On dit patrimoine naturel ou…culturel?

Un jour, un couple de castors finissait leur voyage de noces dans une petite rivière située entre deux montagnes. Plus bas, l'eau déboulait de plus en plus vite pour aboutir dans « le grand plat », un champ de foin sauvage depuis longtemps abandonné par les cultivateurs d'antan. « Le site rêvé, se disent les amoureux, pour y construire une maison, élever des petits, y fonder un village ».
Ce lieu dit sauvage et follement balayé par tous les vents portait, comme le veut la tradition dans les campagnes anciennes, un numéro de lot. Sur ce même terrain, le propriétaire du lot 125 avait construit en amont de la rivière une cabane à sucre.

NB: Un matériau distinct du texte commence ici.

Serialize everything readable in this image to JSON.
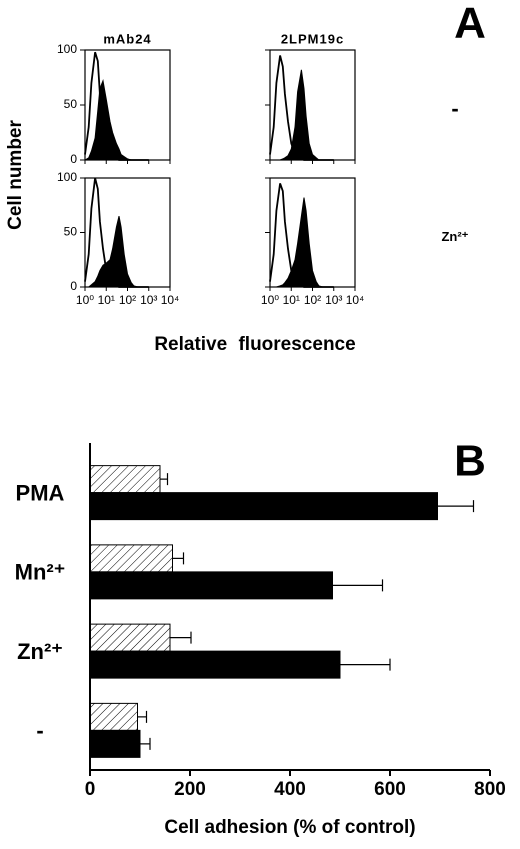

Un millier d'érables, à force d'eau, de soleil et d'années de misère, chapeautait depuis quelque temps le site de « l'érablière d'en bas ». Un pignon rouge, une ligne sinueuse et argentée, des arbres comme des cerfs-volants où le vent se promène avec une douce précaution, déclaraient l'endroit: propriété habitée.
Nos deux intrus, aveuglés par l'ardeur de leur projet familial, n'avaient rien vu du toit coloré qui, au loin, scintillait à travers les feuilles, n'avaient rien compris des piquets alignés et des barbelés. Ils se croyaient, en toute innocence, maîtres à bord.
Après des nuits de travail et nombre d'heures supplémentaires, de cette rivière, sont nés, grâce au labeur d'un seul couple de castors, un barrage, une maison avec dôme sur le ciel, un sous-sol inondé et un garde-manger. Sans omettre l'aménagement paysager, une gracieuseté des contracteurs.
À la fin, les deux ingénieurs, les dents usées par la besogne accomplie, la queue fatiguée comme vieux gouvernail de bateau, les pattes moins agiles, musclées, avaient fabriqué, sans ordonnance ni permis de construction, presque du soir au lendemain, un lac!
Un loup, témoin des travaux en cours, le même qui selon l'histoire avait mordu le Curé Labelle au talon, descendit de la montagne, regarda des deux côtés du barrage et museau au vent, entonna: « J'ai pour toi un lac, un beau lac tout bleu ». De jeunes castors, bâtons de tremble dans la gueule, aucunement préoccupés par la cérémonie d'ouverture, jouaient à la course à relais. Le loup, encouragé par les flics flacs dans l'eau reprit, imperturbable: « J'ai pour toi un lac quelque part au monde ».
La mélodie courut toute la nuit d'un érable à l'autre, sans fin, comme au temps des sucres.